Hal ini membuat Yao Ke kehilangan kata-kata.
Setelah beberapa saat, Mei Zi berkata, “Yao Ke tidak bermaksud begitu. Maksudnya kamu berbeda dari anak-anak pekerja yang di-PHK.”
Tang Di tiba-tiba merasa khawatir.
Kata-kata Mei Zi penuh dengan makna tersembunyi. Apakah dia tahu sesuatu?
Mustahil!
Mei Zi hanyalah seorang pengusaha. Jika dia benar-benar ingin memahami masa lalunya sendiri, dia harus menggali arsip-arsip lamanya.

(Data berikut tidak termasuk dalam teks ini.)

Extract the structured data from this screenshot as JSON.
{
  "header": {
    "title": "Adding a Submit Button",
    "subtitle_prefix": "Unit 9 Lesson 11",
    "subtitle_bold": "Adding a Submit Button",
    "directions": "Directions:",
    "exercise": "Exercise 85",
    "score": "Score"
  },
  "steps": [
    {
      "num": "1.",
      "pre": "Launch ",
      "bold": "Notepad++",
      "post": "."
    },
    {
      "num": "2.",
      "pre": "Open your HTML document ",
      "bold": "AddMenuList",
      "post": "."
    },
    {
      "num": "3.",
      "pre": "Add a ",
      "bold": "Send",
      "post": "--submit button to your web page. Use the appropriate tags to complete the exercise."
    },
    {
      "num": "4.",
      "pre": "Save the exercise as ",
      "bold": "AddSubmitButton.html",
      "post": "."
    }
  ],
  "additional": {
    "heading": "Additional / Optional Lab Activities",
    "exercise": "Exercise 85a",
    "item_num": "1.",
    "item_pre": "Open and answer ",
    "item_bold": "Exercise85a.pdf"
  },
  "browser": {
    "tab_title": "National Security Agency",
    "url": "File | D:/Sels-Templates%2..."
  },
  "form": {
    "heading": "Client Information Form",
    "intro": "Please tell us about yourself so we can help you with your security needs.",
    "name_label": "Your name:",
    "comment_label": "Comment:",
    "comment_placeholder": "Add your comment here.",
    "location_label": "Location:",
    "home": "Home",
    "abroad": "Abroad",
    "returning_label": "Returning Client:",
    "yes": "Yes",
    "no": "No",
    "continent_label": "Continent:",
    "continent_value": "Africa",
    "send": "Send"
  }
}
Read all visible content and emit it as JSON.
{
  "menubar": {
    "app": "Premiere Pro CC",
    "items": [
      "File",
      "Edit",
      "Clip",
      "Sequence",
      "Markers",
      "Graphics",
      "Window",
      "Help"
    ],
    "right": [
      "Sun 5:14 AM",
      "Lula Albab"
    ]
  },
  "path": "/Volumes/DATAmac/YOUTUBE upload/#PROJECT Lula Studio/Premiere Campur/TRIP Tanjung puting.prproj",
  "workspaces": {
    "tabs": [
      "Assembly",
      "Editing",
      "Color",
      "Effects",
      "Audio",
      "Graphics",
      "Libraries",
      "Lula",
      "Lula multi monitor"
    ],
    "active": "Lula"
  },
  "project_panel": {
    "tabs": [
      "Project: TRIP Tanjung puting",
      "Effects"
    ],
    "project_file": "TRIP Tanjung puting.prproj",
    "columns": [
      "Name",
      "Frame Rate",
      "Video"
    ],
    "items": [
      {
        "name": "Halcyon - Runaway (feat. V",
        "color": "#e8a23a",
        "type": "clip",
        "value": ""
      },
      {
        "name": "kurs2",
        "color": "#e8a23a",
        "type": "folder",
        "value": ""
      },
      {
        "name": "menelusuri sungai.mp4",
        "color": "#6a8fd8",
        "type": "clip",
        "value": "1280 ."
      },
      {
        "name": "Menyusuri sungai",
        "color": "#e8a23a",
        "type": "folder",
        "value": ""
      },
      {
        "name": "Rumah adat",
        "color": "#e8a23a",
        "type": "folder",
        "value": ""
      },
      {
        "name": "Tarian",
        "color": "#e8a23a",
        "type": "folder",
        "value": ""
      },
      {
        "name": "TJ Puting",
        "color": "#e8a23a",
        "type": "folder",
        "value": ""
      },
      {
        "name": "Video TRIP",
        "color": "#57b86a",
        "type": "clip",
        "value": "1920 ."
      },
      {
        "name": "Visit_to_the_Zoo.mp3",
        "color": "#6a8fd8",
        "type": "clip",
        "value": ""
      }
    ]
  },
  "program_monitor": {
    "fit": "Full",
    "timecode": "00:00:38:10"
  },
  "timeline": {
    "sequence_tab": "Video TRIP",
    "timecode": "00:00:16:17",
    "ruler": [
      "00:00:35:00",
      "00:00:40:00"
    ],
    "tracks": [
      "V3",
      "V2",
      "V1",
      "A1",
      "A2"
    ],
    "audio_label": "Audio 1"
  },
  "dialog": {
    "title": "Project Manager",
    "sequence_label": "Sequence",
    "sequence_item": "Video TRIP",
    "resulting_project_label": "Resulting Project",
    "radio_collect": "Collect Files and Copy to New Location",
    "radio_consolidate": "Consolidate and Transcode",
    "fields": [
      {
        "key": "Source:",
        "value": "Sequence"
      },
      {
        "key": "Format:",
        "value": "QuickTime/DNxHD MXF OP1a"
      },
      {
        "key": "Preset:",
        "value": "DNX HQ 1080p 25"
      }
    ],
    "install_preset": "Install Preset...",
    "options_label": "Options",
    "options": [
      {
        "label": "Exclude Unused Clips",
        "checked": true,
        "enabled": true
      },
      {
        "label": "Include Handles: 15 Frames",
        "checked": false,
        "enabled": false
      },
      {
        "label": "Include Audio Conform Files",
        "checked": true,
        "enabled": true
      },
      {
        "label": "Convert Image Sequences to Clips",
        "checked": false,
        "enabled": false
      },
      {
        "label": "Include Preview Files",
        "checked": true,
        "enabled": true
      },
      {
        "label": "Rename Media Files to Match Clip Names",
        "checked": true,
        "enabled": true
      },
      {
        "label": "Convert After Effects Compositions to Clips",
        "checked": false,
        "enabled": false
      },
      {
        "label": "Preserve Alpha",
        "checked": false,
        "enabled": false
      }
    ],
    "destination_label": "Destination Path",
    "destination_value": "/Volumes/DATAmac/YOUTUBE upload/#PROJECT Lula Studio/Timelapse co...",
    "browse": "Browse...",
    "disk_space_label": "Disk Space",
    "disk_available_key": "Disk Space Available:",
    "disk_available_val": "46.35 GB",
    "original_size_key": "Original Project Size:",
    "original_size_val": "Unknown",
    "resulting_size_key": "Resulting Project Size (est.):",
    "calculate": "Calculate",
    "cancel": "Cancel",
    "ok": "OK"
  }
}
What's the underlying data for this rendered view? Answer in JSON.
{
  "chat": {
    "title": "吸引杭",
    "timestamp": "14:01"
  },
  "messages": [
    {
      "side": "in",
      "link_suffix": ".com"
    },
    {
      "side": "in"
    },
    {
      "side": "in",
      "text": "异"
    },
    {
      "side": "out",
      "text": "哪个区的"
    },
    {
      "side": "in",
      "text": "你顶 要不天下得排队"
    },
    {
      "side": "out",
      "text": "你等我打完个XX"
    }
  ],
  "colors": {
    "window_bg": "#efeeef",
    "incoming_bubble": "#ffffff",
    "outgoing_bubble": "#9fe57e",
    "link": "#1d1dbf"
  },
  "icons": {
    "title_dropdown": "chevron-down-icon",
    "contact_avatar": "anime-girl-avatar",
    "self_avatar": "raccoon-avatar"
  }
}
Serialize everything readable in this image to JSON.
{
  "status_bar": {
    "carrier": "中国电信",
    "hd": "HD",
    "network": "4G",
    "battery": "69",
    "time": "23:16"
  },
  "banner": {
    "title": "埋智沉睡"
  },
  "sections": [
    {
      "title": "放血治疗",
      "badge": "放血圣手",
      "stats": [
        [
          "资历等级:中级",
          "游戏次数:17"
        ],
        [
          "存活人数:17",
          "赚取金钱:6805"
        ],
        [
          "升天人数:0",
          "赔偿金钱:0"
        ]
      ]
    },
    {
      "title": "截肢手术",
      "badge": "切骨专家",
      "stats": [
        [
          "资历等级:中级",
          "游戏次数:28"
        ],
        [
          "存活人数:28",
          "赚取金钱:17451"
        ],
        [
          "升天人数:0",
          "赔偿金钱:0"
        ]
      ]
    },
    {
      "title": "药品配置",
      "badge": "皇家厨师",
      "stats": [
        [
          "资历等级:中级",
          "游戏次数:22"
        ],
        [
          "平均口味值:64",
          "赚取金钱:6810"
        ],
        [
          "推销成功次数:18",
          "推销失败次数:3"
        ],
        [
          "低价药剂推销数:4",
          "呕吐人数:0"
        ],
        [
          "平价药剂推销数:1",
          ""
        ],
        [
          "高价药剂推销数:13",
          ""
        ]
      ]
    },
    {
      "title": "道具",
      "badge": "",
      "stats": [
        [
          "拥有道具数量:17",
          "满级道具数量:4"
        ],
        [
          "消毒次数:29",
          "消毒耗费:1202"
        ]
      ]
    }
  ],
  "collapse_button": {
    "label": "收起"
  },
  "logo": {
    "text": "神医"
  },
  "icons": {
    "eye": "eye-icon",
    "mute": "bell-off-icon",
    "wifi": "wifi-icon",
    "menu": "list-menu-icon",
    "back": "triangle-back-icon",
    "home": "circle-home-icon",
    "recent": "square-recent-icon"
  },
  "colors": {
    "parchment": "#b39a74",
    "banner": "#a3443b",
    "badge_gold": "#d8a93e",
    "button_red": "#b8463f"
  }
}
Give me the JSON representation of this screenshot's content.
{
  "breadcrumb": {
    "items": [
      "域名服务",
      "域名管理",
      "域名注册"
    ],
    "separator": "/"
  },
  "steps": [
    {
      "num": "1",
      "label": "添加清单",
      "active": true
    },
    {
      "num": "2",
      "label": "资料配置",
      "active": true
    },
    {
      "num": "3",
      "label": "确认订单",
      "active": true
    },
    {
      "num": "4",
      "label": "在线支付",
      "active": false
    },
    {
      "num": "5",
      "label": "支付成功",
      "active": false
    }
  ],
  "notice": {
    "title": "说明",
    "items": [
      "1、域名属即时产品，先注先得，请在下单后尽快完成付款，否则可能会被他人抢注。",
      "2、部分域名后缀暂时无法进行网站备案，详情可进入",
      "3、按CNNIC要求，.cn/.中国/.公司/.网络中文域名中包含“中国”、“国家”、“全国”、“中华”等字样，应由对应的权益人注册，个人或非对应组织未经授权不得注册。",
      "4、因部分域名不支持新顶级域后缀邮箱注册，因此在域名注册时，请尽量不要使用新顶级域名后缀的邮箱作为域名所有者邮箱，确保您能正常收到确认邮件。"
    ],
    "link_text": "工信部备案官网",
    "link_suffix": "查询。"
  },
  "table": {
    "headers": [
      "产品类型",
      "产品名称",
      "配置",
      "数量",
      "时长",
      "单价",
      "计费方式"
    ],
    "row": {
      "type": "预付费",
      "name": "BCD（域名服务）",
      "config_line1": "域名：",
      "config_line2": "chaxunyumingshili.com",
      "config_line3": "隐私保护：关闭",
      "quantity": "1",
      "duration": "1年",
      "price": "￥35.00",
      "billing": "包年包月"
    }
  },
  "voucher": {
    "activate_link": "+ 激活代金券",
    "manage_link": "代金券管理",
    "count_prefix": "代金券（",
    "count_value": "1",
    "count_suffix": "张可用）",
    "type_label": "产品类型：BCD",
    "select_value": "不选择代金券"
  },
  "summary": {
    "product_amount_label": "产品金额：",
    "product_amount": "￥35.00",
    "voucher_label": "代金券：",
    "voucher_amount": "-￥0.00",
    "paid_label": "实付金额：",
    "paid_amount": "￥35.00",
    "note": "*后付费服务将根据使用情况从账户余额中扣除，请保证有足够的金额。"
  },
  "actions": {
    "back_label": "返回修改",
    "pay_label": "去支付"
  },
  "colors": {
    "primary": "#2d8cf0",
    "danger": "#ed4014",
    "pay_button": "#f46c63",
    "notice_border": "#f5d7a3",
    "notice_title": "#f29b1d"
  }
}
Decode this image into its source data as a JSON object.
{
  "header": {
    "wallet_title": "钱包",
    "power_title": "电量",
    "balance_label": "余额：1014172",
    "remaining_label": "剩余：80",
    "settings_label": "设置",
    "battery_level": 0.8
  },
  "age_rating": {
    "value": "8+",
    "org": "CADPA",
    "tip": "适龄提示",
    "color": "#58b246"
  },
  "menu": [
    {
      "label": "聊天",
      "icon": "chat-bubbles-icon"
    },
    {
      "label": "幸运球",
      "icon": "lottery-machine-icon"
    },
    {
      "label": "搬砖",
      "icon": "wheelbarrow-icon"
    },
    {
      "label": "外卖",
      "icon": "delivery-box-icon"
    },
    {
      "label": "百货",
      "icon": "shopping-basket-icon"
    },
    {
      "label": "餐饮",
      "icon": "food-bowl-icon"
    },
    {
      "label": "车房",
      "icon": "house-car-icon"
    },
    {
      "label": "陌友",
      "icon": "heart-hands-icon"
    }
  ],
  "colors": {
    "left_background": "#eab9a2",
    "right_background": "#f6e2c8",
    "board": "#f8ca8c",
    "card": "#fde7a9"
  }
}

Menurut Tang Di, Mei Zi tidak memiliki sumber daya untuk memverifikasi catatan-catatan tersebut.
Berpikir seperti ini, Tang Di tersenyum dan berkata,
“Itu hanya prasangkamu terhadapku. Sebenarnya, semuanya sama saja; tidak ada bedanya.”
Saat mereka berbicara, tiga orang memasuki ruangan pribadi.
Seorang pelayan cantik datang menyambut mereka.
Yao Ke berkata,
“Sajikan makanan untuk kami sesegera mungkin.”
Pelayan itu berkata:
“Anda sudah memesan lewat telepon! Dan mereka secara khusus mengatakan Anda ingin makanan Anda disajikan segera setelah tiba.
Jadi, makanannya akan segera datang!”
Mei Zi berkata:
“Oke, terima kasih!
Beri kami sebotol anggur merah…”
Tang Di menggelengkan kepalanya.
“Mei Zi, maaf, tapi kami ada kelas sore ini.
Tidak enak rasanya masuk ke kelas dengan bau alkohol!”
Mei Zi tersenyum dan mengangguk.
“Baiklah, kalau begitu, tidak ada alkohol, teh saja.
Saya tidak menyangka Petugas Pajak Tang begitu disiplin!”
Mei Zi duduk, dan Tang Di mengikutinya.
Yao Ke pergi untuk mengatur segalanya.
Bahkan sebelum makanan tiba, Mei Zi mulai bertanya tentang masalah pajak.
Tang Di menjawabnya satu per satu.
Wajah Mei Zi dipenuhi kepuasan.
“Yang Ming bilang Anda anggota kunci bisnis ini, atau lebih tepatnya, seorang elit!”
Tang Di melambaikan tangannya dengan rendah hati, berkata,
“Tuan Mei, Anda terlalu baik. Ini memang pekerjaan saya.”
Sambil mengobrol, makanan pun tiba.
Mereka bertiga makan dan mengobrol selama setengah jam.
Mei Zi tiba-tiba mendongak dan menatap Tang Di, lalu berkata,
“Petugas Pajak Tang, orang tuamu sebenarnya bukan PHK.
Ini ayahmu!”
Ia lalu mengeluarkan koran dan menyerahkannya kepada Tang Di.